Es geht um Fremdenhass und Selbstermächtigung
„Nico“ überzeugt vor allem, weil er so authentisch ist. Sara Fazilat hat selbst das Drehbuch geschrieben, zusammen mit Francy Fabritz und Regisseurin Eline Gehring, ihren Kommilitoninnen bei der Deutschen Film- und Fernsehakademie Berlin. „Nico“ war ihr Abschlussfilm, den sie auch mitproduziert hat und der ganz auf sie zugeschnitten ist. Dieses Gesicht muss man sich merken. Sara Fazilat haut einen um. Und zwar buchstäblich. Sie spielt eigentlich gleich drei Rollen auf einmal: erst die Lebensfrohe, dann die panisch Verschreckte und schließlich die, die sich ihren Platz im Leben zurückerstreitet.
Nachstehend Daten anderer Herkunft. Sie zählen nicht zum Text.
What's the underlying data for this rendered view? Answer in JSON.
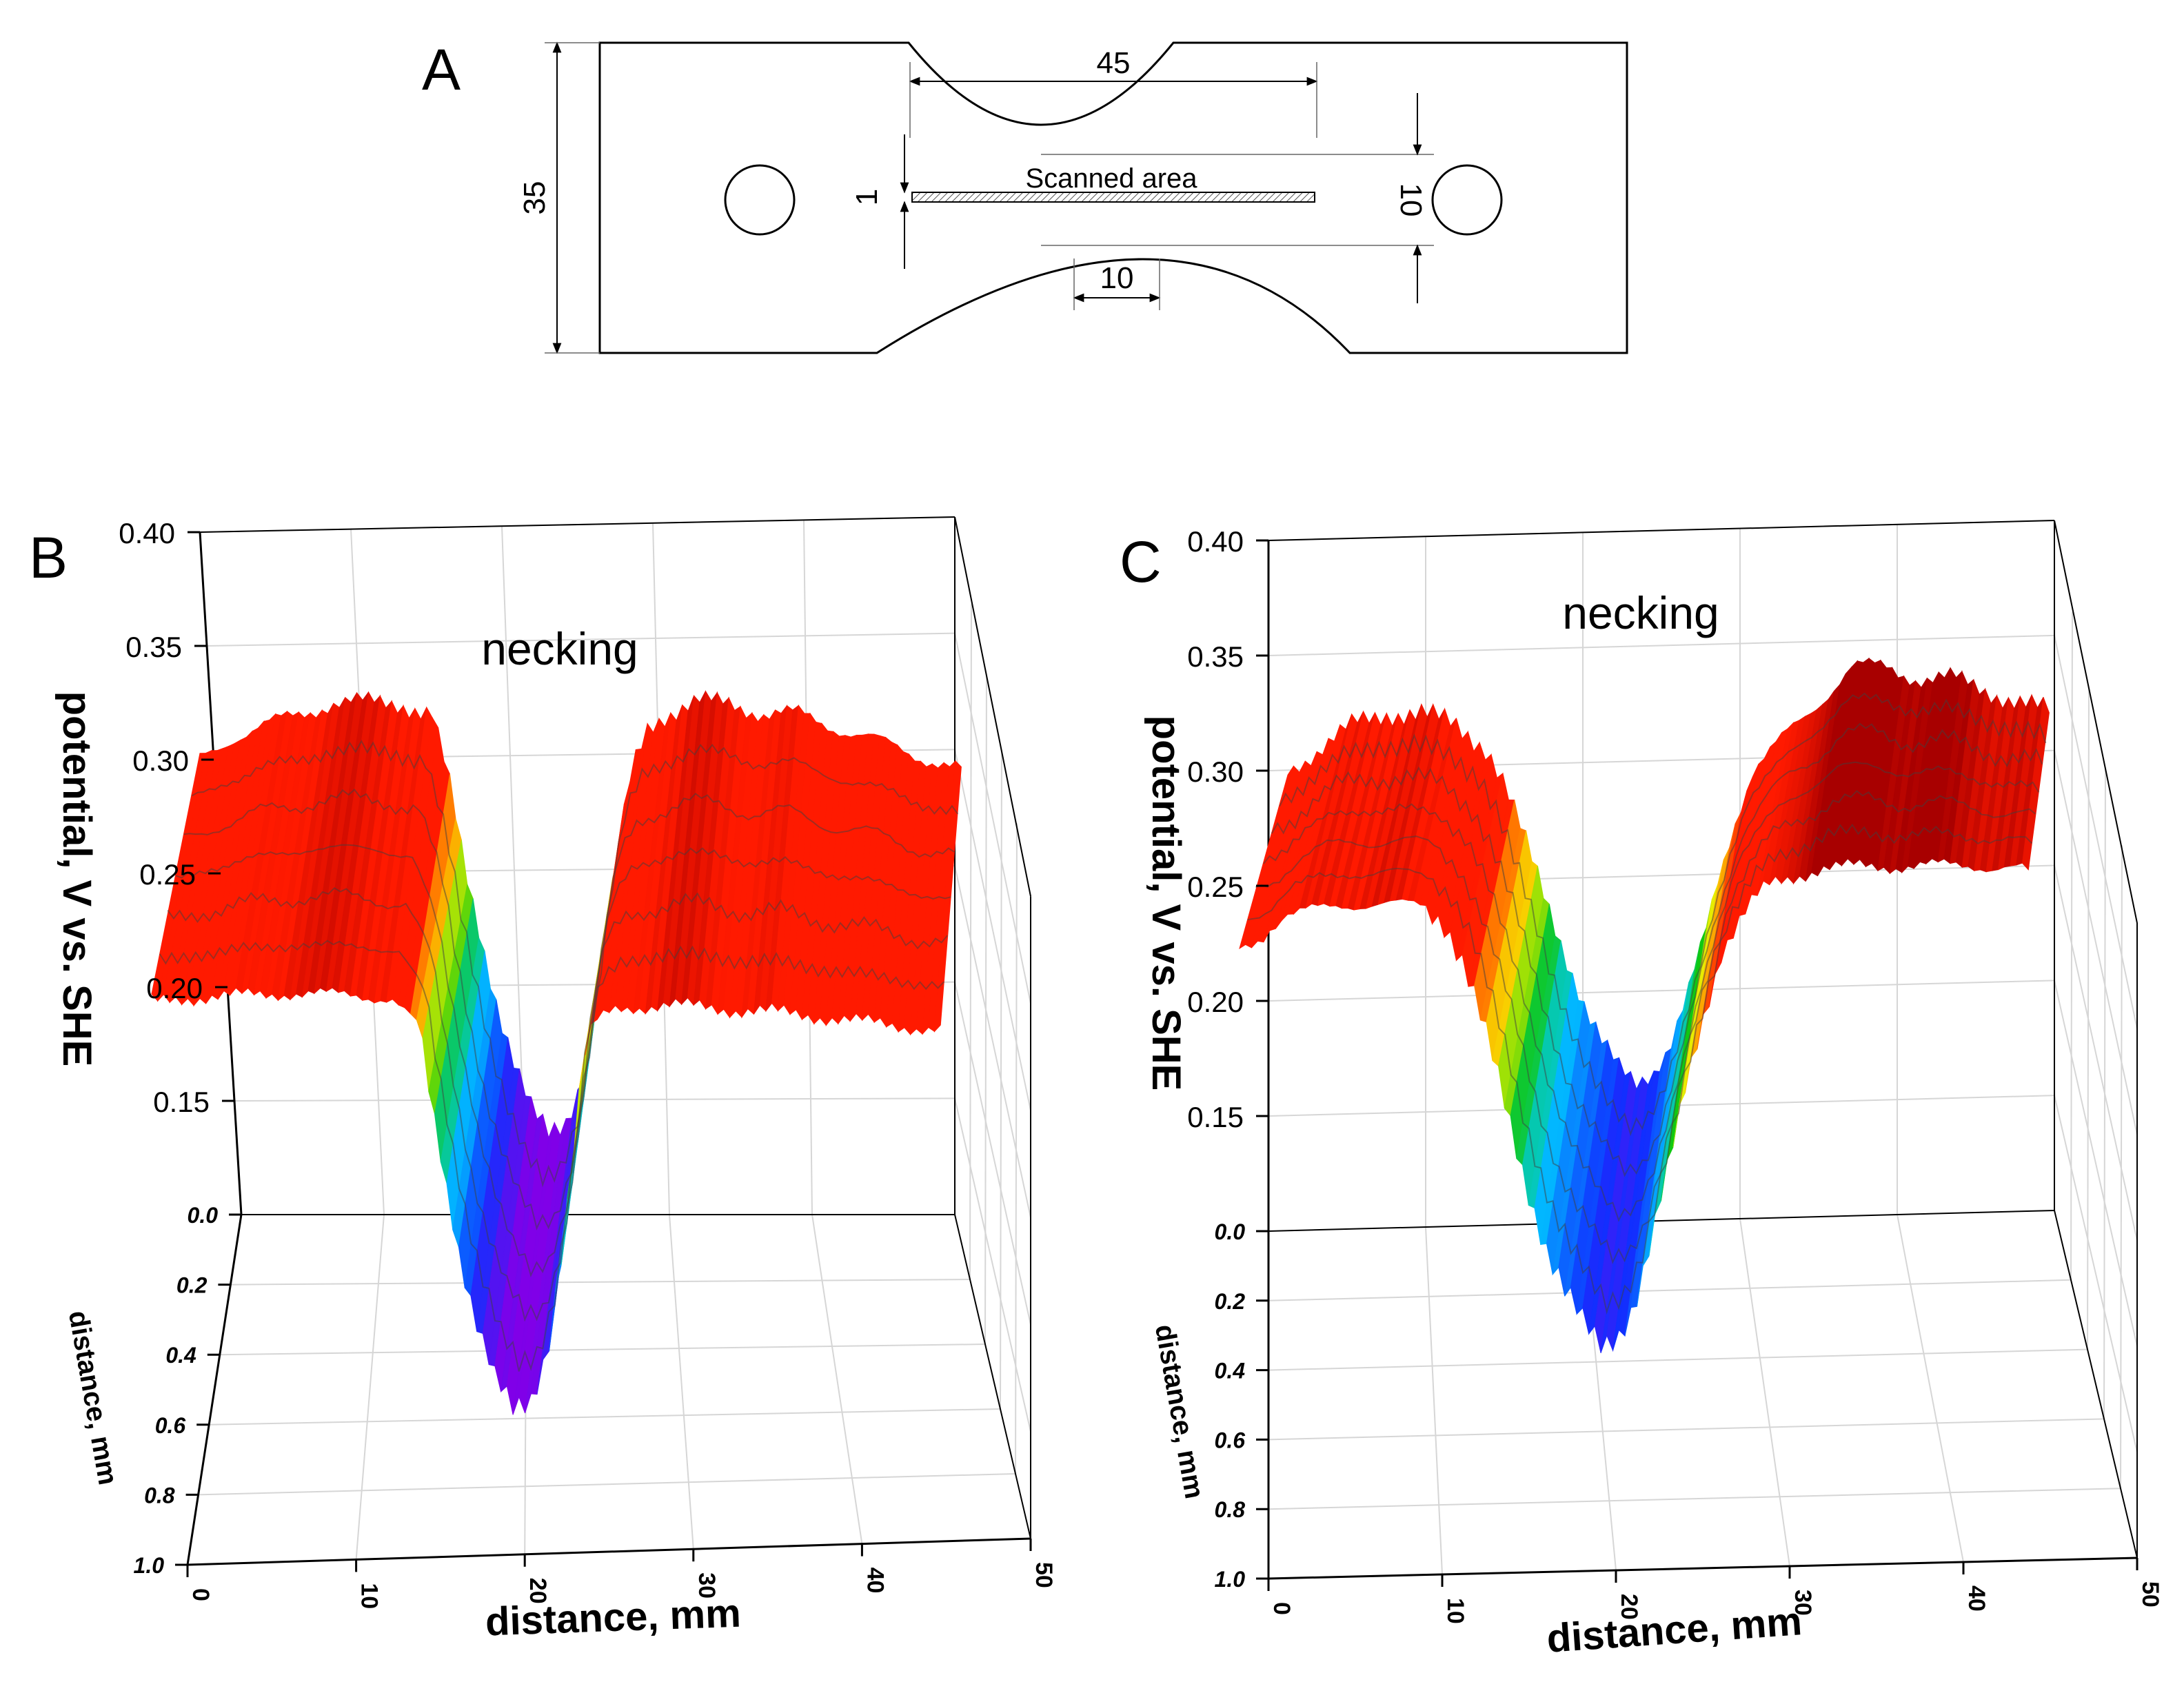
{
  "panels": {
    "a": {
      "label": "A",
      "dimensions": {
        "top_length": "45",
        "height": "35",
        "scan_width": "1",
        "gauge_width": "10",
        "detail_length": "10"
      },
      "scan_label": "Scanned area"
    },
    "b": {
      "label": "B"
    },
    "c": {
      "label": "C"
    }
  },
  "colors": {
    "red": "#ff1a00",
    "darkred": "#a80000",
    "orange": "#ff8c00",
    "yellow": "#f5f000",
    "green": "#10c810",
    "cyan": "#00c8ff",
    "blue": "#1030ff",
    "violet": "#8000e8",
    "contour": "#404040",
    "grid": "#d6d6d6"
  },
  "chart_data": [
    {
      "id": "b",
      "type": "surface3d",
      "annotation": "necking",
      "zlabel": "potential, V vs. SHE",
      "xlabel": "distance, mm",
      "ylabel": "distance, mm",
      "xlim": [
        0,
        50
      ],
      "ylim": [
        0.0,
        1.0
      ],
      "zlim": [
        0.1,
        0.4
      ],
      "xticks": [
        "0",
        "10",
        "20",
        "30",
        "40",
        "50"
      ],
      "yticks": [
        "0.0",
        "0.2",
        "0.4",
        "0.6",
        "0.8",
        "1.0"
      ],
      "zticks": [
        "0.15",
        "0.20",
        "0.25",
        "0.30",
        "0.35",
        "0.40"
      ],
      "profile": {
        "x": [
          0,
          2,
          4,
          6,
          8,
          10,
          12,
          14,
          15,
          16,
          17,
          18,
          19,
          20,
          21,
          22,
          23,
          24,
          25,
          26,
          27,
          28,
          30,
          32,
          34,
          36,
          38,
          40,
          42,
          44,
          46
        ],
        "potential": [
          0.3,
          0.31,
          0.315,
          0.32,
          0.325,
          0.325,
          0.325,
          0.32,
          0.29,
          0.25,
          0.22,
          0.19,
          0.165,
          0.145,
          0.135,
          0.14,
          0.16,
          0.2,
          0.25,
          0.295,
          0.315,
          0.32,
          0.325,
          0.325,
          0.32,
          0.32,
          0.315,
          0.31,
          0.305,
          0.3,
          0.295
        ]
      }
    },
    {
      "id": "c",
      "type": "surface3d",
      "annotation": "necking",
      "zlabel": "potential, V vs. SHE",
      "xlabel": "distance, mm",
      "ylabel": "distance, mm",
      "xlim": [
        0,
        50
      ],
      "ylim": [
        0.0,
        1.0
      ],
      "zlim": [
        0.1,
        0.4
      ],
      "xticks": [
        "0",
        "10",
        "20",
        "30",
        "40",
        "50"
      ],
      "yticks": [
        "0.0",
        "0.2",
        "0.4",
        "0.6",
        "0.8",
        "1.0"
      ],
      "zticks": [
        "0.15",
        "0.20",
        "0.25",
        "0.30",
        "0.35",
        "0.40"
      ],
      "profile": {
        "x": [
          0,
          2,
          4,
          6,
          8,
          10,
          12,
          13,
          14,
          15,
          16,
          17,
          18,
          19,
          20,
          21,
          22,
          23,
          24,
          25,
          26,
          27,
          28,
          30,
          32,
          34,
          36,
          38,
          40,
          42,
          44,
          46
        ],
        "potential": [
          0.3,
          0.31,
          0.32,
          0.325,
          0.325,
          0.32,
          0.31,
          0.295,
          0.275,
          0.255,
          0.235,
          0.215,
          0.195,
          0.18,
          0.17,
          0.165,
          0.17,
          0.18,
          0.2,
          0.225,
          0.255,
          0.28,
          0.3,
          0.315,
          0.33,
          0.345,
          0.345,
          0.34,
          0.34,
          0.335,
          0.33,
          0.325
        ]
      }
    }
  ]
}
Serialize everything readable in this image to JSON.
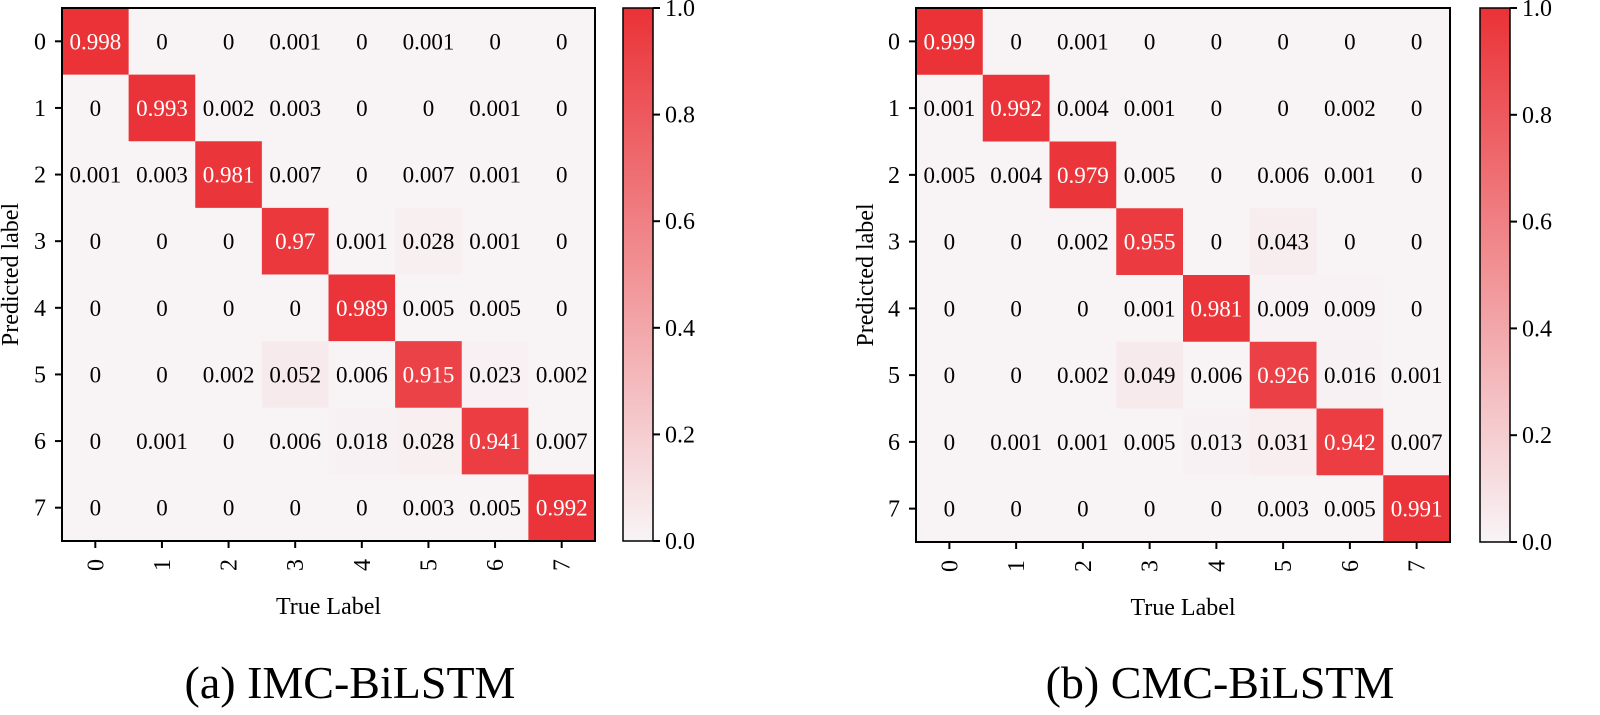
{
  "chart_data": [
    {
      "type": "heatmap",
      "title": "",
      "caption": "(a) IMC-BiLSTM",
      "xlabel": "True Label",
      "ylabel": "Predicted label",
      "categories": [
        "0",
        "1",
        "2",
        "3",
        "4",
        "5",
        "6",
        "7"
      ],
      "values": [
        [
          "0.998",
          "0",
          "0",
          "0.001",
          "0",
          "0.001",
          "0",
          "0"
        ],
        [
          "0",
          "0.993",
          "0.002",
          "0.003",
          "0",
          "0",
          "0.001",
          "0"
        ],
        [
          "0.001",
          "0.003",
          "0.981",
          "0.007",
          "0",
          "0.007",
          "0.001",
          "0"
        ],
        [
          "0",
          "0",
          "0",
          "0.97",
          "0.001",
          "0.028",
          "0.001",
          "0"
        ],
        [
          "0",
          "0",
          "0",
          "0",
          "0.989",
          "0.005",
          "0.005",
          "0"
        ],
        [
          "0",
          "0",
          "0.002",
          "0.052",
          "0.006",
          "0.915",
          "0.023",
          "0.002"
        ],
        [
          "0",
          "0.001",
          "0",
          "0.006",
          "0.018",
          "0.028",
          "0.941",
          "0.007"
        ],
        [
          "0",
          "0",
          "0",
          "0",
          "0",
          "0.003",
          "0.005",
          "0.992"
        ]
      ],
      "colorbar": {
        "range": [
          0,
          1
        ],
        "ticks": [
          "0.0",
          "0.2",
          "0.4",
          "0.6",
          "0.8",
          "1.0"
        ]
      }
    },
    {
      "type": "heatmap",
      "title": "",
      "caption": "(b) CMC-BiLSTM",
      "xlabel": "True Label",
      "ylabel": "Predicted label",
      "categories": [
        "0",
        "1",
        "2",
        "3",
        "4",
        "5",
        "6",
        "7"
      ],
      "values": [
        [
          "0.999",
          "0",
          "0.001",
          "0",
          "0",
          "0",
          "0",
          "0"
        ],
        [
          "0.001",
          "0.992",
          "0.004",
          "0.001",
          "0",
          "0",
          "0.002",
          "0"
        ],
        [
          "0.005",
          "0.004",
          "0.979",
          "0.005",
          "0",
          "0.006",
          "0.001",
          "0"
        ],
        [
          "0",
          "0",
          "0.002",
          "0.955",
          "0",
          "0.043",
          "0",
          "0"
        ],
        [
          "0",
          "0",
          "0",
          "0.001",
          "0.981",
          "0.009",
          "0.009",
          "0"
        ],
        [
          "0",
          "0",
          "0.002",
          "0.049",
          "0.006",
          "0.926",
          "0.016",
          "0.001"
        ],
        [
          "0",
          "0.001",
          "0.001",
          "0.005",
          "0.013",
          "0.031",
          "0.942",
          "0.007"
        ],
        [
          "0",
          "0",
          "0",
          "0",
          "0",
          "0.003",
          "0.005",
          "0.991"
        ]
      ],
      "colorbar": {
        "range": [
          0,
          1
        ],
        "ticks": [
          "0.0",
          "0.2",
          "0.4",
          "0.6",
          "0.8",
          "1.0"
        ]
      }
    }
  ],
  "colors": {
    "low": "#f8f4f6",
    "high": "#ea3237",
    "axis": "#000000"
  }
}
Dabei ist das Debüt kein eindimensionaler Ertüchtigungsfilm à la „Karate Kid“, sondern ein vielschichtiges Drama, das viel erzählt über Fremdenhass, Traumabewältigung und Selbstermächtigung. Wie nebenbei werden auch andere Themen gestreift. Etwa wenn Nico und ihre beste Freundin Rosa (Javeh Asefdjah) beiläufig von Deutsch ins Farsi wechseln und über das Tragen von Kopftüchern reden. Oder wenn diese Rosa in wenigen Andeutungen als lesbisch gezeichnet wird. Nebenrollen sind mit Laien besetzt, Pflegepatienten etwa spielen sich selbst. Dadurch atmet der Film eine ganz andere Glaubwürdigkeit.
In Hollywood gäbe es zum Schluss eine erneute Konfrontation, mit vertauschten Kräfteverhältnissen. Aber so simpel ist dieser Film eben nicht gestrickt. Dafür macht er zarte Andeutungen, die doch Hoffnung geben.